L’idée de faire un smoothie à base de membres de Rammstein et de Prodigy ne nous avait pas vraiment effleuré l’esprit avant de retomber sur ce clip indien de Loki Lonestar. On mettrait un bras gothique, avec un oeil de punk, un pied metal et une oreille d’électro, sans oublier l’ingrédient magique qu’est l’extrait de boules de castor. On demanderait à Mike Patton, avec lequel on aurait passé la nuit (?), d’appuyer sur le bouton marche avant de devoir avaler la mixture d’une traite avec la même facilité qu’Arnold Schwarzenegger avale son jus hyperprotéiné avant sa première séance de muscu. Le cadavre de Keith Flint est à peine tiède qu’on a l’impression qu’on pourrait remonter le temps et, par une de ses bifurcations dont il a le secret, reprendre le fil d’une excitation de jeunesse qui nous avait désertée depuis. La fête au cœur du jeu et le coeur en mode battement extrême qui se met sur le sentier de la guerre et coiffe l’iroquoise pour courir dans les bois à la recherche de vers tendres à boulotter.
En attendant l’album prévu pour mars 2020, Loki Lonestar, plus connu en tant que chanteur du groupe transmetal Micropoint, nous livre avec ce clip un étonnant témoignage de son savoir-faire ancestral. Le clip, splendide, rétablit la connexion shamanique entre les forces de la nature (le Loup, le Renard et la Fougère) et l’esprit des ravers disparus. C’est en effet sur scène que cette musique transgenre prend tout son sens, entre tribalisme grand siècle et électro-gothique lourde en basses. L’ajout du torse à muscles et de la coupe fantaisie renvoie à cette idée d’un déréglement des bonnes mœurs et des sens, d’un abandon aux forces du corps et de la transe, d’un mélange-dynamite de machines, de guitares et de rythmiques démentes.
Il y a dans la musique de Loki Lonestar une rudesse et une intensité qui n’encombrent pas le marché, une sorte de premier degré salvateur qui irradie d’énergie et de force.

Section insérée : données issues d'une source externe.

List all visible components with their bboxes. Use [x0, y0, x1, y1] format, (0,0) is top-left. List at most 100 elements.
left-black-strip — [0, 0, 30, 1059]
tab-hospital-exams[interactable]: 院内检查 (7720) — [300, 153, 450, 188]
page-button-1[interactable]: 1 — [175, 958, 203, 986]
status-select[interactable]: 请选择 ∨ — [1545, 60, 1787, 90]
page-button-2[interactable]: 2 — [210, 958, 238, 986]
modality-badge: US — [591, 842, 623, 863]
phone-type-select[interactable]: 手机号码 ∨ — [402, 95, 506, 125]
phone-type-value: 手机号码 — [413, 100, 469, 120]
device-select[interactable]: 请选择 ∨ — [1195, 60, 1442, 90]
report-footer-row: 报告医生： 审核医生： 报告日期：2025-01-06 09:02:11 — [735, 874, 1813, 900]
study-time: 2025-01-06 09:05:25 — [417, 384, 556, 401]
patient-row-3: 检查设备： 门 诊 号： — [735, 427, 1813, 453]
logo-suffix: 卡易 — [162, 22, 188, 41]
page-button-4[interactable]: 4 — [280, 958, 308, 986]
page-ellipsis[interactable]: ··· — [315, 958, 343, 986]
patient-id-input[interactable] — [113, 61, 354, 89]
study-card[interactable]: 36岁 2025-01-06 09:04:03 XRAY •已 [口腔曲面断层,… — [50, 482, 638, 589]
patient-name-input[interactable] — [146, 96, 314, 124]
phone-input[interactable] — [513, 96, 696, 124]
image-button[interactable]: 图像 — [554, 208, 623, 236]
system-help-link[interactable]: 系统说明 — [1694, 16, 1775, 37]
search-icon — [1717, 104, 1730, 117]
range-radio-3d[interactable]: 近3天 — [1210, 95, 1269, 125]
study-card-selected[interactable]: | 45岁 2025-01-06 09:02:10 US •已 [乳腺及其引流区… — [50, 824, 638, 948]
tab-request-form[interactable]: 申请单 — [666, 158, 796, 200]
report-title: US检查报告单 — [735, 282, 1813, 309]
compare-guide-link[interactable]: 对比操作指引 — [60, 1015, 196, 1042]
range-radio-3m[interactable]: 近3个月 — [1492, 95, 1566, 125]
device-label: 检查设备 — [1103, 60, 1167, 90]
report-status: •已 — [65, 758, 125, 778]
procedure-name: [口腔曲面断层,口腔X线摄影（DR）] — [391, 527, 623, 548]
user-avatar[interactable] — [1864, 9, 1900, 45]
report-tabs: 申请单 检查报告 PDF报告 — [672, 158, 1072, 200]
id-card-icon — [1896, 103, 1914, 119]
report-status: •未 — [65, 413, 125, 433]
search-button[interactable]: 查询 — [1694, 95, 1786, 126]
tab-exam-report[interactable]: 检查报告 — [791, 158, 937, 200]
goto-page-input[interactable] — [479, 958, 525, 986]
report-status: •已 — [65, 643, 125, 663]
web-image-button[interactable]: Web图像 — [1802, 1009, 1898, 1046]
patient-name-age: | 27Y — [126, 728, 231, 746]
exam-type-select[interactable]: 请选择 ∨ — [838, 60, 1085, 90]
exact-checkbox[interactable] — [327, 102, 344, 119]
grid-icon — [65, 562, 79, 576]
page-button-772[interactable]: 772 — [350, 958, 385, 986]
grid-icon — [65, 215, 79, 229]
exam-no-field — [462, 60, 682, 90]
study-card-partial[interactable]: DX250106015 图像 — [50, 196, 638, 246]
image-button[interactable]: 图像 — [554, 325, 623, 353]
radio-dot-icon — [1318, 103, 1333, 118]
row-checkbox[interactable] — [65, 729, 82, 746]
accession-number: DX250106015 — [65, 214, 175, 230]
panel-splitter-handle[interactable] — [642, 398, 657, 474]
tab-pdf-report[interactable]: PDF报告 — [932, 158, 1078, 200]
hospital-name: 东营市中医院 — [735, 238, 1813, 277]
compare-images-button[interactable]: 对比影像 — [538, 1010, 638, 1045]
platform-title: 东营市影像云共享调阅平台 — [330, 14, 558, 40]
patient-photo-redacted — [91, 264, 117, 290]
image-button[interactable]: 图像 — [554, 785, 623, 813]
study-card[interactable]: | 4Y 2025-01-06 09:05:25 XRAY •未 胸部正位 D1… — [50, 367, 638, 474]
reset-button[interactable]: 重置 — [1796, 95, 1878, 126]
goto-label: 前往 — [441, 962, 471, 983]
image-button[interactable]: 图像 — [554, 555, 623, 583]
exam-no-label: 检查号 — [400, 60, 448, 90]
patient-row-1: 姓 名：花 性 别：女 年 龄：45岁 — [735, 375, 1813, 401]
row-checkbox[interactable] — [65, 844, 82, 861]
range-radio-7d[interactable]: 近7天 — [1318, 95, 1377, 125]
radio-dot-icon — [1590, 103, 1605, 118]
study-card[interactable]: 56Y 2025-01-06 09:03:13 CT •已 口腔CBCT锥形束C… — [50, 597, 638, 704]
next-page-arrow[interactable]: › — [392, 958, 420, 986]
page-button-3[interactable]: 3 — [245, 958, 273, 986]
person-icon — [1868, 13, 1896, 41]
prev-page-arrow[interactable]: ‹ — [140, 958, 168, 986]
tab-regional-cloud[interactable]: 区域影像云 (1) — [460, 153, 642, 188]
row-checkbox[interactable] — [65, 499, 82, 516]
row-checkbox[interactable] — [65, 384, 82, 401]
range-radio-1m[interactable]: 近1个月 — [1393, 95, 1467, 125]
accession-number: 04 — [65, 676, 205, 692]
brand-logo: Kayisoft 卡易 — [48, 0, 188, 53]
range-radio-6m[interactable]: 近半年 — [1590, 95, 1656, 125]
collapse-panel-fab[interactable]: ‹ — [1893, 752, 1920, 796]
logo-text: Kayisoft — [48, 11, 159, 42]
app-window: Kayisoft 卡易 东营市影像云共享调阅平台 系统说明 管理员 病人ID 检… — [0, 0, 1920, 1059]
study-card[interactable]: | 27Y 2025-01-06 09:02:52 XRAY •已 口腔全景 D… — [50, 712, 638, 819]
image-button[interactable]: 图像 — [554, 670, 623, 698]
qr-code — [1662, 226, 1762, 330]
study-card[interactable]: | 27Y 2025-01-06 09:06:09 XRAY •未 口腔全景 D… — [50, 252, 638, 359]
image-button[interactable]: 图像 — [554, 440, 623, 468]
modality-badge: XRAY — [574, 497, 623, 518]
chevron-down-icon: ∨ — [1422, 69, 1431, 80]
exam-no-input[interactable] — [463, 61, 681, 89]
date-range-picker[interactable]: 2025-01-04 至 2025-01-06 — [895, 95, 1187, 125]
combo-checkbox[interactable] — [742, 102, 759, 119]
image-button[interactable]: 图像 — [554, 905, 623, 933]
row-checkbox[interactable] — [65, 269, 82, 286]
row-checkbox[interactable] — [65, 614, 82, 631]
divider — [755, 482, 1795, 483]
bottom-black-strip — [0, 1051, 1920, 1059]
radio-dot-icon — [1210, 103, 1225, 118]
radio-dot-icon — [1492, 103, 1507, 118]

Les chapelles s’entremêlent et les genres se fécondent mutuellement pour créer un désordre dansant et ultrastimulant, contestataire et en même temps hautement fédérateur. On peut faire semblant d’être en colère et agiter la tête. On peut aussi faire du bruit et montrer les crocs en souriant pour indiquer que le monde tel qu’il va n’est pas le bon. L’album We Are The Future nous apportera sans doute quelques réponses sur ce point précis : faut-il continuer à en être ou sortir du jeu ? C’est la question centrale posée par cette musique : en être ou non, insider/outsider et jusqu’où ? Comme disait Kylie, I Should be so Loki. Les étoiles solitaires ne le seront plus très longtemps. C’est ce qu’il faut se dire.